The top release is always the currently running one, so in this case, we see that
v76 is current and was deployed just one minute ago.
More Than Just An Audit Trail
Releases aren't just a history of what happened, they are a fundamental unit in the machinery of the Heroku platform. The transaction history is the primary source of record, meaning the release is the canonical source of information about the code and config used to run your app's processes. This is one way in which the Heroku platform ensures uniformity in the version of code and config used to run all processes in the app's process formation.
Furthermore, releases are an append-only ledger, a concept taken from financial accounting and applied to transactional systems. A mistake in the ledger can't be erased, it can only be corrected by a new entry. This is why
heroku rollback creates a new release, which is an exact copy the code and config for a previous release.
We're striving to make releases front-and-center in the output from any command that creates a new release.
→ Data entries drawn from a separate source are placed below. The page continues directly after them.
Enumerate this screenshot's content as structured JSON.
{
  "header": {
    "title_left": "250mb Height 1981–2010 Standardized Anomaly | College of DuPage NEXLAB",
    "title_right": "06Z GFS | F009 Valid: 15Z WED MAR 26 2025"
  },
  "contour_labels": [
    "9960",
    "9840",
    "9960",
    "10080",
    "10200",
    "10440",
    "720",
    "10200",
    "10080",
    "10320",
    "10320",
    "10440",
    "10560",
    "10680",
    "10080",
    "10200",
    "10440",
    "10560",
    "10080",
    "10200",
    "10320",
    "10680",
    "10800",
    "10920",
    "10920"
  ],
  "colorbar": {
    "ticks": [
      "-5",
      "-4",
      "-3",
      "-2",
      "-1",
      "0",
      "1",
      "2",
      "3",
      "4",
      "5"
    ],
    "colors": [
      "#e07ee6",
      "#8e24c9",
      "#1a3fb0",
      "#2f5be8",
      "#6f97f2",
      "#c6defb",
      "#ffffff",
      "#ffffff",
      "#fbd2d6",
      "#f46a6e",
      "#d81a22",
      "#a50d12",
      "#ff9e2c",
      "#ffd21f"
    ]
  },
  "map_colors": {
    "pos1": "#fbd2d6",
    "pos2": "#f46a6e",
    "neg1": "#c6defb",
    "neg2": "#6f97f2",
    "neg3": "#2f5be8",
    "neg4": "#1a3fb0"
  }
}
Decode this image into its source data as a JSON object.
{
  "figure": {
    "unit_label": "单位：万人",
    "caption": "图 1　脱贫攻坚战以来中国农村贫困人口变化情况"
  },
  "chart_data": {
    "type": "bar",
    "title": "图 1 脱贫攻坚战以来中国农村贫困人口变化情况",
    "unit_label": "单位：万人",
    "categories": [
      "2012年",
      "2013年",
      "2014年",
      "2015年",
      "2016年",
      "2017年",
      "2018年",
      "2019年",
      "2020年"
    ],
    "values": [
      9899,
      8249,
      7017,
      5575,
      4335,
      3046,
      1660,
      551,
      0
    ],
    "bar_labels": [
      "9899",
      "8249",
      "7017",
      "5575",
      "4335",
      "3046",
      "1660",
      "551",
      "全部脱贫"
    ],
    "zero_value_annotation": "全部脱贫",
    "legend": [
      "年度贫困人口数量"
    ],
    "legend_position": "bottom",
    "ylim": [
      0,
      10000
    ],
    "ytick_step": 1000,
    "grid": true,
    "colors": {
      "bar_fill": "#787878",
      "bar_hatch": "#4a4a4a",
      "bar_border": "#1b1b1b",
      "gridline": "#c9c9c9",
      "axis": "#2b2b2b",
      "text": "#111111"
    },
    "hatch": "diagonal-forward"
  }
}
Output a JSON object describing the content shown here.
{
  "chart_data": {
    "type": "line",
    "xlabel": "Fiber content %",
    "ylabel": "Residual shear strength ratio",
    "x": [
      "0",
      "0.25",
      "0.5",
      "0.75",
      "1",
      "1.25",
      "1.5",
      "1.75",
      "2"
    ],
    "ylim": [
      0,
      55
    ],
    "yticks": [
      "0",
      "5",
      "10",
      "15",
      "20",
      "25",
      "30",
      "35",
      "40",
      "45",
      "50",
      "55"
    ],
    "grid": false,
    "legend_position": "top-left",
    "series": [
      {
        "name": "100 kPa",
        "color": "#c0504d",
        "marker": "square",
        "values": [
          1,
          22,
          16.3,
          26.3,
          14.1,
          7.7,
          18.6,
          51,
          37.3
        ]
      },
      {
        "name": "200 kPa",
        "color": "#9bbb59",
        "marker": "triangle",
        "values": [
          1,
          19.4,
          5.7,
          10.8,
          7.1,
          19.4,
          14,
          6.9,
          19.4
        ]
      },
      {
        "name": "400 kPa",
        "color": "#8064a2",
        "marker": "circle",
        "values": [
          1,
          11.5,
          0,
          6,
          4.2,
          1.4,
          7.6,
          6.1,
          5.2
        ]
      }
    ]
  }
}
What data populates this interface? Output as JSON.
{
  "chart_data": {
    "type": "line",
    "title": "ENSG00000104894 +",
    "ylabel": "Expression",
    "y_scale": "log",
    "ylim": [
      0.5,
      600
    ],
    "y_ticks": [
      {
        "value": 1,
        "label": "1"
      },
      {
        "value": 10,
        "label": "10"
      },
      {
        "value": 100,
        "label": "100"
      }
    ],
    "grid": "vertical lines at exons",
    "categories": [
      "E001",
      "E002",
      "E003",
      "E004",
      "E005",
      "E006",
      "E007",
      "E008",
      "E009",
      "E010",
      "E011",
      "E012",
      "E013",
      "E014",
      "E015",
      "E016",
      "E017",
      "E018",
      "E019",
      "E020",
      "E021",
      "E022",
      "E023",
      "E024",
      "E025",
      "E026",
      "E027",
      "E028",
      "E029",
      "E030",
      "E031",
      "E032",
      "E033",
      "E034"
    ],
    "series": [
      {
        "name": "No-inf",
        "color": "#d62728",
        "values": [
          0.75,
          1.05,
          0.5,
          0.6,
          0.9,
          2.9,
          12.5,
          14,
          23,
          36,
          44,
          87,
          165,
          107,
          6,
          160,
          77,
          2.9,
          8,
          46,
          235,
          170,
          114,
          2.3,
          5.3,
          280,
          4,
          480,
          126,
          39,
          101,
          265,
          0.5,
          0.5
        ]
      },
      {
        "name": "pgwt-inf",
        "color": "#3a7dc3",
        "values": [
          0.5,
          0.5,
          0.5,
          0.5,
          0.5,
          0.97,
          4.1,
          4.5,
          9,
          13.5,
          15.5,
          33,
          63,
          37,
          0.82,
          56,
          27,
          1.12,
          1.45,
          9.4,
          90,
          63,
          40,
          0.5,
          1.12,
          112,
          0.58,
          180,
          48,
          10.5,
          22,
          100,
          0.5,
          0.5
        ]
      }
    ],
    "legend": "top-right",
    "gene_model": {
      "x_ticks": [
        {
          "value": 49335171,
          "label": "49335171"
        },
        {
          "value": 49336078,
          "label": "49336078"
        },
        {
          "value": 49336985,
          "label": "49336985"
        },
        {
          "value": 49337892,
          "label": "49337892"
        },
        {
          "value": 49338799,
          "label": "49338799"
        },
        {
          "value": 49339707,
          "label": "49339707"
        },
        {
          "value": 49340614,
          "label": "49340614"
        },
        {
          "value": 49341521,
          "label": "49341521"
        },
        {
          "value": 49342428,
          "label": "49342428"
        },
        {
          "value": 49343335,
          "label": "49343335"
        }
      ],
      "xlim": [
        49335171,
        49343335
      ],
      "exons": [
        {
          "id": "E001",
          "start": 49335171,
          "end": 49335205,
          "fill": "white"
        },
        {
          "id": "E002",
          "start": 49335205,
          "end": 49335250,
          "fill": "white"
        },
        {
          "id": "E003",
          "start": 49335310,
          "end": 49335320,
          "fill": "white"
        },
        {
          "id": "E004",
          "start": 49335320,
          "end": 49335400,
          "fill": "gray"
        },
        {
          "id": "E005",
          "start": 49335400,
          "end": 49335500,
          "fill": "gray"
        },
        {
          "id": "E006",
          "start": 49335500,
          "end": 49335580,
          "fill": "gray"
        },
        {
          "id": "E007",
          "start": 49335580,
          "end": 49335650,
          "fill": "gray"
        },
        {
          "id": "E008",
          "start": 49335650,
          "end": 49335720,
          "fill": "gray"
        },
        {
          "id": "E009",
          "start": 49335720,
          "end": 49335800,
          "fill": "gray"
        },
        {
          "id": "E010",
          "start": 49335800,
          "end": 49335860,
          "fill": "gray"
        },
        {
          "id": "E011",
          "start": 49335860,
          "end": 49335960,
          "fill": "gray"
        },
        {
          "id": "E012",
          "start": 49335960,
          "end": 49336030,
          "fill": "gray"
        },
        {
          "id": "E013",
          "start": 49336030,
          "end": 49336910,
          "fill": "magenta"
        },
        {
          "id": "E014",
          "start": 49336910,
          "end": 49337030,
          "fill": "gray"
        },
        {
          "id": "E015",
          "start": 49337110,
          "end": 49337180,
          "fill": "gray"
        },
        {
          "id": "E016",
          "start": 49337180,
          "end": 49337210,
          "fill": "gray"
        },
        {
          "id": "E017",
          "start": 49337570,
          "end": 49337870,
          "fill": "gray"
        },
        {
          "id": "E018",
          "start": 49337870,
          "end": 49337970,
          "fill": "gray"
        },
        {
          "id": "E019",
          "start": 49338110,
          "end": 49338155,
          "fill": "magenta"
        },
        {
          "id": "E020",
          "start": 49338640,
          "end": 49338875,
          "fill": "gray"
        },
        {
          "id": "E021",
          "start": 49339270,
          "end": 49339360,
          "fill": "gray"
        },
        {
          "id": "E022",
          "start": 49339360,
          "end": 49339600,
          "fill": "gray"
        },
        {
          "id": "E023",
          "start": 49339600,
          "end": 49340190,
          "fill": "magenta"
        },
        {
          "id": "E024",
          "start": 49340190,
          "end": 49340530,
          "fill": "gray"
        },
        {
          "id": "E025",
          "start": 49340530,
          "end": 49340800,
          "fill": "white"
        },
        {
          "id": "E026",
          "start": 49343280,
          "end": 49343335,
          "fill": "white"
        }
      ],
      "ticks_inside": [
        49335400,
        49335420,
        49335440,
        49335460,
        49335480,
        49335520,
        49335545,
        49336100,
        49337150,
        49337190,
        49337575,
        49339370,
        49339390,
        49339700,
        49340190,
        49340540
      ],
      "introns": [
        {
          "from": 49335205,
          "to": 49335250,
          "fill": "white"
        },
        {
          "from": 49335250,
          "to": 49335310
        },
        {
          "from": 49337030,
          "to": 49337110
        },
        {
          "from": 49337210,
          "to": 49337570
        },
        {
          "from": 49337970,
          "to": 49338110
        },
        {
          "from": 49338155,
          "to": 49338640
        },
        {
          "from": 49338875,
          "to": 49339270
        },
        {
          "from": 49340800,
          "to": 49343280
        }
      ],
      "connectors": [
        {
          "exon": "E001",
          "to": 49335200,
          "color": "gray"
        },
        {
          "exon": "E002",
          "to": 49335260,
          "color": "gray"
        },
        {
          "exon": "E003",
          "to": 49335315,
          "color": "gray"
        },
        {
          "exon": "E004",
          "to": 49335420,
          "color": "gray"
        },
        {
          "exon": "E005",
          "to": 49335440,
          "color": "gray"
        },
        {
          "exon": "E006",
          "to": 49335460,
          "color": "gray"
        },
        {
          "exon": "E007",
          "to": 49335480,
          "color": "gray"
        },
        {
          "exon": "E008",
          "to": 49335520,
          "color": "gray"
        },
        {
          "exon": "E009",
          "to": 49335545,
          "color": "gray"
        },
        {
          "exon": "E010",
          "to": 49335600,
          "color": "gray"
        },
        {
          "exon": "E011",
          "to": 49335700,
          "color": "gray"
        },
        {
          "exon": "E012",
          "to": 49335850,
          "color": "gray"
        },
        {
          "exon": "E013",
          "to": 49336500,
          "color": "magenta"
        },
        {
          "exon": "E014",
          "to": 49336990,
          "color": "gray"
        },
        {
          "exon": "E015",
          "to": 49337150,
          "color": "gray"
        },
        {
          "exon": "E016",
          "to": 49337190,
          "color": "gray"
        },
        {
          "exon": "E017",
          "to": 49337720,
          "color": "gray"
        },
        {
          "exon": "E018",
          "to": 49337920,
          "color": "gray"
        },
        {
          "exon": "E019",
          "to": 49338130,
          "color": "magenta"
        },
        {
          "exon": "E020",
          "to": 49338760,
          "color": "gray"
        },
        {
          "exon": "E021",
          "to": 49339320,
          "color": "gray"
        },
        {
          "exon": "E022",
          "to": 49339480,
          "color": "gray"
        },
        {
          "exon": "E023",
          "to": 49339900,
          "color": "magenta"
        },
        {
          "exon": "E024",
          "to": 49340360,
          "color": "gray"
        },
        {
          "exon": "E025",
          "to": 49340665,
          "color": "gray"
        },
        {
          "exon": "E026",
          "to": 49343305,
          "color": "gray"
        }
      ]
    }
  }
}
A release sequence number, such as
v10, appears any time you create a new release.
Deploying new code:
$ git push heroku master ... -----> Launching... done, v10
Setting a config var:
$ heroku config:add FOO=baz Adding config vars: FOO => baz Restarting app... done, v11
$ heroku rollback -----> Rolling back to v10... done, v12
Adding an add-on:
$ heroku addons:add memcache -----> Adding memcache to strong-fire-938... done, v13 (free)
And as you'd expect, each of the releases above are now listed in
$ heroku releases Rel Change By When ---- ---------------------- ---------- ---------- v13 Add-on add memcache:5mb email@example.com 16 seconds ago v12 Rollback to v10 firstname.lastname@example.org 1 minute ago v11 Config add FOO email@example.com 1 minute ago v10 Deploy 20a5742 firstname.lastname@example.org 11 minutes ago
Releases and rollback are powerful tools for introspection and management. We encourage all developers using Heroku to get familiar with them.
Dev Center: Releases
Logging, releases, and
ps provide a new level of visibility and introspection on the Heroku cloud application platform. But we're not done yet.
We know, for example, that long-term archival, search, and analytics capability for logs is crucial for production apps, particularly at large scale. We're working on improvements to Logplex's storage and retrieval, as well as capabilities for add-on providers to register themselves as log drains, opening up your app to the world of syslog-as-a-service providers and log analytics tools.
More generally, we're striving to increase visibility across the board — both in our current introspection tools, and by creating new tools. Visibility may initially seem like a minor concern, but as we've seen in this post, it has deep implications the Heroku cloud application platform, and for you as a developer managing your production apps.